Sometimes I think I understand everything, then I regain consciousness.
 
I gave up jogging for my health -- my thighs kept rubbing together and setting my pantyhose on fire.
 
Amazing! You hang something in your closet for a while and it shrinks two sizes!
 
If men can run the world, why can't they stop wearing neckties? How intelligent is it to start the day by tying a noose around your neck?
 
 

Tuesday, August 08, 2006

The Vibrator

A guy walks unannounced into his daughter’s bedroom. On the nightstand is a giant dildo vibrator. The guy freaks and says, "Sweetie, what’s with this?"

The daughter snatches the dildo from his hand and yells at him, "Dad, I’m 37 years old.

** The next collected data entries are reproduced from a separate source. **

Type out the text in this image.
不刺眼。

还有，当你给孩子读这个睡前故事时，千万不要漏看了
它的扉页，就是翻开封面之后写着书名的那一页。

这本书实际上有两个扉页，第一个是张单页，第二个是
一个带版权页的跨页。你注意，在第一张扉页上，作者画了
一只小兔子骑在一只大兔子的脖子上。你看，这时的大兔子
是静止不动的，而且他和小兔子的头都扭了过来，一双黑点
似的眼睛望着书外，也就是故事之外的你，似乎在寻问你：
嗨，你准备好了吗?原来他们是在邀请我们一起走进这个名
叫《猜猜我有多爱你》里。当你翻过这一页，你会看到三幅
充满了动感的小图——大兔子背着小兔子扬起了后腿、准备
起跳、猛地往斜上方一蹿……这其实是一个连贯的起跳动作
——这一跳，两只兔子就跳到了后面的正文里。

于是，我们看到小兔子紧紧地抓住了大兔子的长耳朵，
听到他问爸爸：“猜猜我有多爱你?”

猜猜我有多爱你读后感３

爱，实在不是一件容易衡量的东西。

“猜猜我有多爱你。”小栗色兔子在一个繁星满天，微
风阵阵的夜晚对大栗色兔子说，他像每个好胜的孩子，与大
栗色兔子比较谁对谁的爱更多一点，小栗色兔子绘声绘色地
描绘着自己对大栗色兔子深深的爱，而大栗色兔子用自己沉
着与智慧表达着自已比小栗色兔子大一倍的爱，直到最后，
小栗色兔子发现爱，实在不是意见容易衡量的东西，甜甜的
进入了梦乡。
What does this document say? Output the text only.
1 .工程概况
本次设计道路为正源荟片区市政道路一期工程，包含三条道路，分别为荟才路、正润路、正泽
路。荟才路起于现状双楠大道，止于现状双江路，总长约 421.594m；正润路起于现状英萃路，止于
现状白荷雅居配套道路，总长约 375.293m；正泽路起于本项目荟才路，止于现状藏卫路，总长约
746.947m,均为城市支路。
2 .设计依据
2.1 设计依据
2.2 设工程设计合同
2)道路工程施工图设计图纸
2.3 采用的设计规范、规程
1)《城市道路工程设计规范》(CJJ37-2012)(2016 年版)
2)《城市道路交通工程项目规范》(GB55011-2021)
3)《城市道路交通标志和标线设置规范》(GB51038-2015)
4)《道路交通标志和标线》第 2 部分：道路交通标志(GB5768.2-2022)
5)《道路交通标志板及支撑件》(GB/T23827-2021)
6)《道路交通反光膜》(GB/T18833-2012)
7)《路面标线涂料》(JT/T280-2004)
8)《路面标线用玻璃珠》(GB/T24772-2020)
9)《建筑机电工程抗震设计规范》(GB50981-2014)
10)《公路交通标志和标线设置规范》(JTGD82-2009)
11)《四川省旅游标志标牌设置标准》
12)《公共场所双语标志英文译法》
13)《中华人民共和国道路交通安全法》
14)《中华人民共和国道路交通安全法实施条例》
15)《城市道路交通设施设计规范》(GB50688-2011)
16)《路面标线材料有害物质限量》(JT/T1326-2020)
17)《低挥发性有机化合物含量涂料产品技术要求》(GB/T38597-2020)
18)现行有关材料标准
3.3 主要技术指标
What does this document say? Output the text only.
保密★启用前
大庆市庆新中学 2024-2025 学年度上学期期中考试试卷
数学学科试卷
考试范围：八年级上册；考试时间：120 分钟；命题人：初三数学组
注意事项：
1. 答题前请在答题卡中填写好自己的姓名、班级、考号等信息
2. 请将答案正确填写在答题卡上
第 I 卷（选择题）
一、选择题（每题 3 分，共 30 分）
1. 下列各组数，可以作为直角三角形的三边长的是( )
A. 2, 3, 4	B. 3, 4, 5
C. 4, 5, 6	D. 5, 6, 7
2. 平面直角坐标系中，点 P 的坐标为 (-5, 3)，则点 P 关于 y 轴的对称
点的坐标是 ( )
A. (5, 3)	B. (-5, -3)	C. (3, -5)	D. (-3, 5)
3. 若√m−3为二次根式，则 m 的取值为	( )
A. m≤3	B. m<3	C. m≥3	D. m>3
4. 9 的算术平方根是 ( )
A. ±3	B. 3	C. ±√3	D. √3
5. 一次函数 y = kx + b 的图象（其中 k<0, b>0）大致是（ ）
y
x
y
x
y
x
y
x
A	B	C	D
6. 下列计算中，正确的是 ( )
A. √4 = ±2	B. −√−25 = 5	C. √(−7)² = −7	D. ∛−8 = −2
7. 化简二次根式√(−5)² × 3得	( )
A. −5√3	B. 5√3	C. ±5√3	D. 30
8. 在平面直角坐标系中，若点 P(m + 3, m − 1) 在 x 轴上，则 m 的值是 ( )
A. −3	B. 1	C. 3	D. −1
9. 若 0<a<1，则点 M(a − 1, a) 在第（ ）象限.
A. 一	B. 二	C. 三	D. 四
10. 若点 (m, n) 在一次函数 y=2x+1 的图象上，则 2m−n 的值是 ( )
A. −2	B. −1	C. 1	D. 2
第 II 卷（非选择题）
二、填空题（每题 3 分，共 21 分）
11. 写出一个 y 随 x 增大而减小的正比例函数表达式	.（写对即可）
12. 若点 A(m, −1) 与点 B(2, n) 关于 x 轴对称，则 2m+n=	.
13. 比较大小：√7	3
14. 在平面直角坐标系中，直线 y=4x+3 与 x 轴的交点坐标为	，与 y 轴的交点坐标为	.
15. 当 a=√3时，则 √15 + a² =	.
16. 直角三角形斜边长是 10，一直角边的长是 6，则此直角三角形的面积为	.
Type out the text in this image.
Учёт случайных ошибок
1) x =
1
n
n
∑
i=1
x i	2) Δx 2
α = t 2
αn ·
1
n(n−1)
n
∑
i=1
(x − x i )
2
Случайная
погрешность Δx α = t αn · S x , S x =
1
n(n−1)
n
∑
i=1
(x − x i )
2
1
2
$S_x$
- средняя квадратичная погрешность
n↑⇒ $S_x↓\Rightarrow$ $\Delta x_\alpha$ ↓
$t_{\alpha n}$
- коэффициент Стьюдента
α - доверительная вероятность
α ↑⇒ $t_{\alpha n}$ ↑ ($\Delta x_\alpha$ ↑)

I live at home, hate my job, I haven’t had a boyfriend in a year...I need something in my life, okay?" Her dad says, "Alright honey, I’m sorry. Don’t worry about it."

The next day the girl comes home from work. When she opens the door she sees her father sitting at the bar in the living room with a martini in one hand and the dildo in the other hand. She says, "Daaad! What are you doing?!" Her father says, "What the hell does it look like? I’m having a drink with my son-in-law."